Unnamed: 0,Postcode,Borough,Neighbourhood
0,M1B,Scarborough,"Malvern, Rouge"
1,M1C,Scarborough,"Rouge Hill, Highland Creek, Port Union"
2,M1E,Scarborough,"Guildwood, West Hill, Morningside"
3,M1G,Scarborough,Woburn
4,M1H,Scarborough,Cedarbrae


## Setting Latitude and Longitude coordinates

In [10]:
import geocoder

pcodes = t_df.Postcode
g = geocoder.google('{}, Toronto, Ontario'.format(pcodes[0]))
g

<[REQUEST_DENIED] Google - Geocode [empty]>

In [11]:
latlong_df = pd.read_csv('Geospatial_Coordinates.csv')
latlong_df.head()

Unnamed: 0,Postal Code,Latitude,Longitude
0,M1B,43.806686,-79.194353
1,M1C,43.784535,-79.160497
2,M1E,43.763573,-79.188711
3,M1G,43.770992,-79.216917
4,M1H,43.773136,-79.239476


In [12]:
t_df['Latitude'] = latlong_df['Latitude']
t_df['Longitude']= latlong_df['Longitude']
t_df.head()


Unnamed: 0,Postcode,Borough,Neighbourhood,Latitude,Longitude
0,M1B,Scarborough,"Malvern, Rouge",43.806686,-79.194353
1,M1C,Scarborough,"Rouge Hill, Highland Creek, Port Union",43.784535,-79.160497
2,M1E,Scarborough,"Guildwood, West Hill, Morningside",43.763573,-79.188711
3,M1G,Scarborough,Woburn,43.770992,-79.216917
4,M1H,Scarborough,Cedarbrae,43.773136,-79.239476


## Exploration and Clustering

In this section, I will explore and cluster the neighborhoods of Torono.
To start, I will explore all of toronto, then narrow my focus as the analysis goes on.

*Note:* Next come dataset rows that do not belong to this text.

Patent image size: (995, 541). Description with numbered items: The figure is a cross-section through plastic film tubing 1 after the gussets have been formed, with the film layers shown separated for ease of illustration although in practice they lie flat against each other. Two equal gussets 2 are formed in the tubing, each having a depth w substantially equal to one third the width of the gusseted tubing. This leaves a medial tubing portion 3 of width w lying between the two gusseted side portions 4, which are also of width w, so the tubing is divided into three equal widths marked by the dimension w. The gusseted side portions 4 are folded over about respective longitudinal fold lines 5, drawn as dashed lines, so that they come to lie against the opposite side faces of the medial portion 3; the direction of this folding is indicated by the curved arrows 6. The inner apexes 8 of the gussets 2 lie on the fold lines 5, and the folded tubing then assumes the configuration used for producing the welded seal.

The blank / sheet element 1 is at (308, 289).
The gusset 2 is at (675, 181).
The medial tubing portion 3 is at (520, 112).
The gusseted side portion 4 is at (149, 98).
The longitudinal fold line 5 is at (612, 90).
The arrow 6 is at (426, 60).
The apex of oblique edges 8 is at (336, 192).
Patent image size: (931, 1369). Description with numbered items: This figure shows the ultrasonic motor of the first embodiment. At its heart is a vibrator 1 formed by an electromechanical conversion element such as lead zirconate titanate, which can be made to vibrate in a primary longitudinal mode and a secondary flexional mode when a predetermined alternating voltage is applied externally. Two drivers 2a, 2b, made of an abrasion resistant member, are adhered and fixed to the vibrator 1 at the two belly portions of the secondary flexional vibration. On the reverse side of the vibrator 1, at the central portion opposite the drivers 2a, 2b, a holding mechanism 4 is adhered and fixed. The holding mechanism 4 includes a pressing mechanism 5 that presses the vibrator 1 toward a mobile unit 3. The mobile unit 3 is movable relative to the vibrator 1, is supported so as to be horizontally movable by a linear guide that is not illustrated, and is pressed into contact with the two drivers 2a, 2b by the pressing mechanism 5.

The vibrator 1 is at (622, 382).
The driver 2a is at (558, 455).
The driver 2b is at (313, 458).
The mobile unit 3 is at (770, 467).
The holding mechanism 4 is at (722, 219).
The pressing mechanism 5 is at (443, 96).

First we will get the coordinates centered around toronto.

In [13]:
address = "Toronto, ON"

geolocator = Nominatim(user_agent="extra_lime")
location = geolocator.geocode(address)
latitude = location.latitude
longitude = location.longitude
print('The geograpical coordinate of Torono are {}, {}.'.format(latitude, longitude))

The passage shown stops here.